Taaghche-Sentiment-Analysis

This project implements a sentiment analysis model for Persian book reviews using PyTorch and the HuggingFace Transformers library. The model is trained on a dataset of book reviews from Taghche, a Persian e-book platform. I added implemented a 🐋 dockerfile for building a image.

Overview

This project aims to classify Persian book reviews into positive and negative sentiments. It uses a bidirectional LSTM model with an embedding layer and fully connected layers for classification. The model is trained on a balanced dataset of book reviews, where the sentiment is derived from the rating (1-5 stars) associated with each review.
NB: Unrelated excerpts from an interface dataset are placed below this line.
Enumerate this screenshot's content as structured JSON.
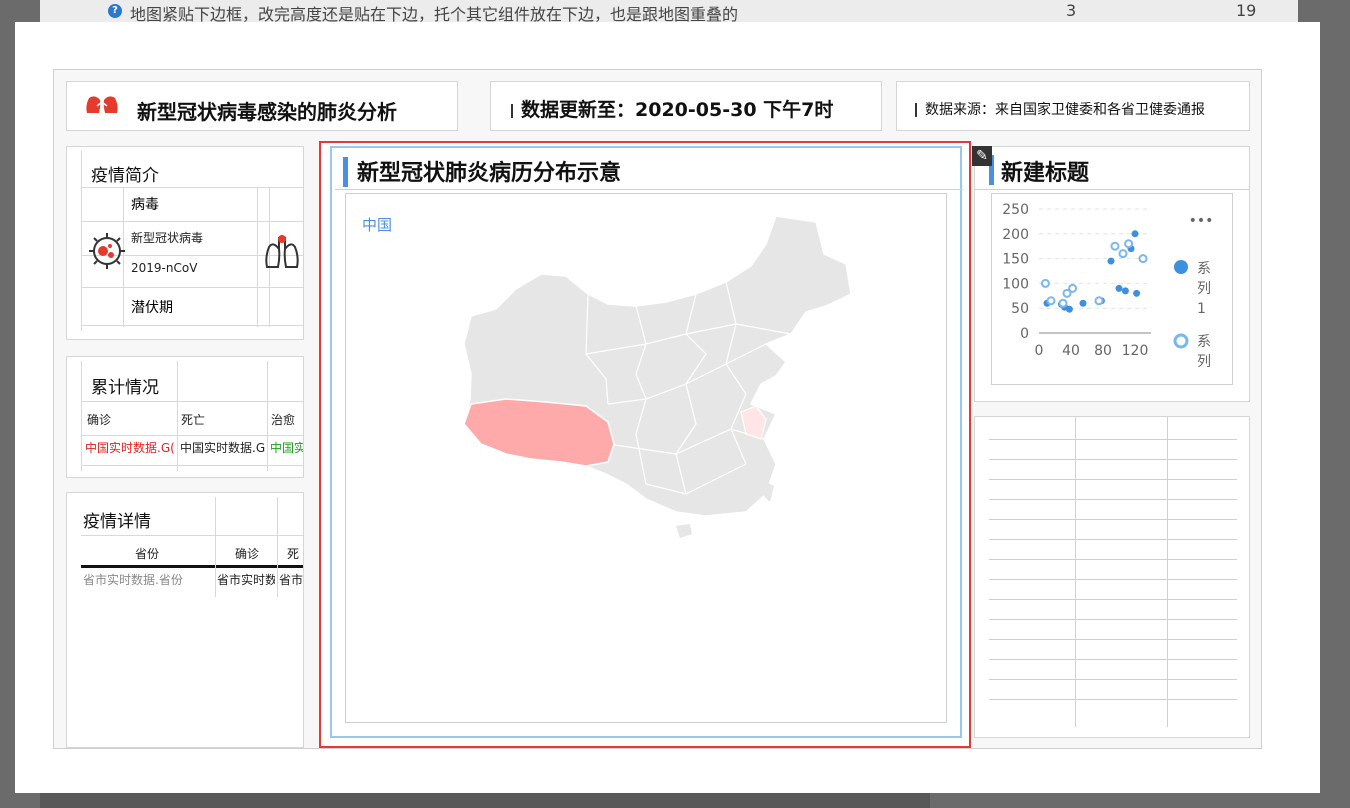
{
  "background": {
    "question_text": "地图紧贴下边框，改完高度还是贴在下边，托个其它组件放在下边，也是跟地图重叠的",
    "col_a": "3",
    "col_b": "19"
  },
  "header": {
    "title": "新型冠状病毒感染的肺炎分析",
    "update": "数据更新至：2020-05-30 下午7时",
    "source": "数据来源：来自国家卫健委和各省卫健委通报"
  },
  "intro": {
    "title": "疫情简介",
    "virus_label": "病毒",
    "virus_name": "新型冠状病毒",
    "virus_code": "2019-nCoV",
    "incubation": "潜伏期"
  },
  "cumulative": {
    "title": "累计情况",
    "headers": [
      "确诊",
      "死亡",
      "治愈"
    ],
    "values": [
      "中国实时数据.G(",
      "中国实时数据.G(TotalDead)",
      "中国实时数据.G(To"
    ]
  },
  "detail": {
    "title": "疫情详情",
    "headers": [
      "省份",
      "确诊",
      "死"
    ],
    "cells": [
      "省市实时数据.省份",
      "省市实时数据.确",
      "省市实时数据.死"
    ]
  },
  "map": {
    "title": "新型冠状肺炎病历分布示意",
    "label": "中国",
    "colors": {
      "base": "#e6e6e6",
      "high": "#ffaaaa",
      "low": "#ffe5e5",
      "border": "#ffffff"
    }
  },
  "scatter_panel": {
    "title": "新建标题",
    "edit_icon": "edit-icon",
    "more_icon": "more-icon",
    "legend": [
      "系列1",
      "系列"
    ]
  },
  "chart_data": {
    "type": "scatter",
    "xlim": [
      0,
      140
    ],
    "ylim": [
      0,
      250
    ],
    "x_ticks": [
      "0",
      "40",
      "80",
      "120"
    ],
    "y_ticks": [
      "0",
      "50",
      "100",
      "150",
      "200",
      "250"
    ],
    "legend_placement": "right",
    "series": [
      {
        "name": "系列1",
        "filled": true,
        "color": "#3d8fe0",
        "points": [
          [
            10,
            60
          ],
          [
            28,
            58
          ],
          [
            32,
            52
          ],
          [
            38,
            48
          ],
          [
            55,
            60
          ],
          [
            78,
            65
          ],
          [
            90,
            145
          ],
          [
            100,
            90
          ],
          [
            108,
            85
          ],
          [
            115,
            170
          ],
          [
            120,
            200
          ],
          [
            122,
            80
          ]
        ]
      },
      {
        "name": "系列",
        "filled": false,
        "color": "#3d8fe0",
        "points": [
          [
            8,
            100
          ],
          [
            15,
            65
          ],
          [
            30,
            60
          ],
          [
            35,
            80
          ],
          [
            42,
            90
          ],
          [
            75,
            65
          ],
          [
            95,
            175
          ],
          [
            105,
            160
          ],
          [
            112,
            180
          ],
          [
            130,
            150
          ]
        ]
      }
    ]
  }
}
I used the HooshvareLab/bert-base-parsbert-uncased tokenizer from Hugging Face's transformers library to tokenize and encode the Persian text into numeric representations that can be fed into the model.

Requirements

Hazm (for Persian text processing)
Transformers (HuggingFace)
PyTorch
Scikit-learn
tqdm

You can install the required packages using pip:

Dataset

The dataset used in this project is a CSV file named 'taghche.csv', containing Persian book reviews. Each review includes the following information:

Comment text
Rating (1-5 stars)
Date
Book name
Book ID
Number of likes

Id	date	comment	bookname	rate	bookID	like
69824	1398/06/13	من چاپیش رو خوندم خیلی هم لذت بردم.به نظرم موضوعش تکراری نبود و از این لوس بازیهای. رمانی نداشت.هر چند مرگ دخترش خیلی تلخ بود اما در کل عالی بود.کاش نشر سخن نویسنده های خوبش رو بیشتر معرفی می کرد تا مردم هم بیشتر آشنا بشن .	رو به باد	5	59636	3
69825	1398/06/16	کاش یه تخفیف میذاشتن . خیلی دوست دارم بخونمش	تحقیر و توهین‌شده‌ها	5	59638	2
69826	1398/05/26	این کتاب داستان درد و رنج کشاورزان بیکارشده‌ی آمریکا به‌دنبال رشد صنعتی است، که هم‌داستانِ تمام مردمان فقیر و طردشده از جامعه هستند.	خوشه‌های خشم	5	59645	9
		داستان هم سورپرایز خاصی نداره، فقر و فلاکت داستان جدیدی نیست، اما این دفعه با قلم هنرمندانه‌ی جان استاین‌بکه، که ارزش خوندن داره.
69827	1398/09/29	کتابی فوق العاده زیبا و عالی	موش‌ها و آدم‌ها	5	59646	0
69828	1398/07/24	یکی از بهترین و تلخ ترین رمان های عمرم!واقعا درداور و درعین حال بی نظیر بود.البته من صوتیشو گوش دادم.شاید داستان ادم هایی باشه که کودک درونشون رو با دستای خودشون می کشن...	موش‌ها و آدم‌ها	5	59646	4

The dataset is preprocessed and balanced to ensure an equal distribution of positive and negative sentiments.

Preprocessing

The preprocessing pipeline is implemented in multiple functions that clean and normalize the text data. Key steps include:

Stopword Removal: I gathered 4 files of Persian stopwords that Filters them out from the text.
Normalization: Applies character and affix spacing, Lemmatization and Stemming using Hazm
Emoji, Links, and Special Character Removal: Cleans the text from non-informative elements such as emojis, links, and other special characters.

Model Architecture

The model used is a Bidirectional LSTM-based Recurrent Neural Network (RNN) implemented in PyTorch. It processes tokenized sequences and applies multiple layers, including an embedding layer, LSTM, fully connected layers, and a final sigmoid activation to predict the sentiment.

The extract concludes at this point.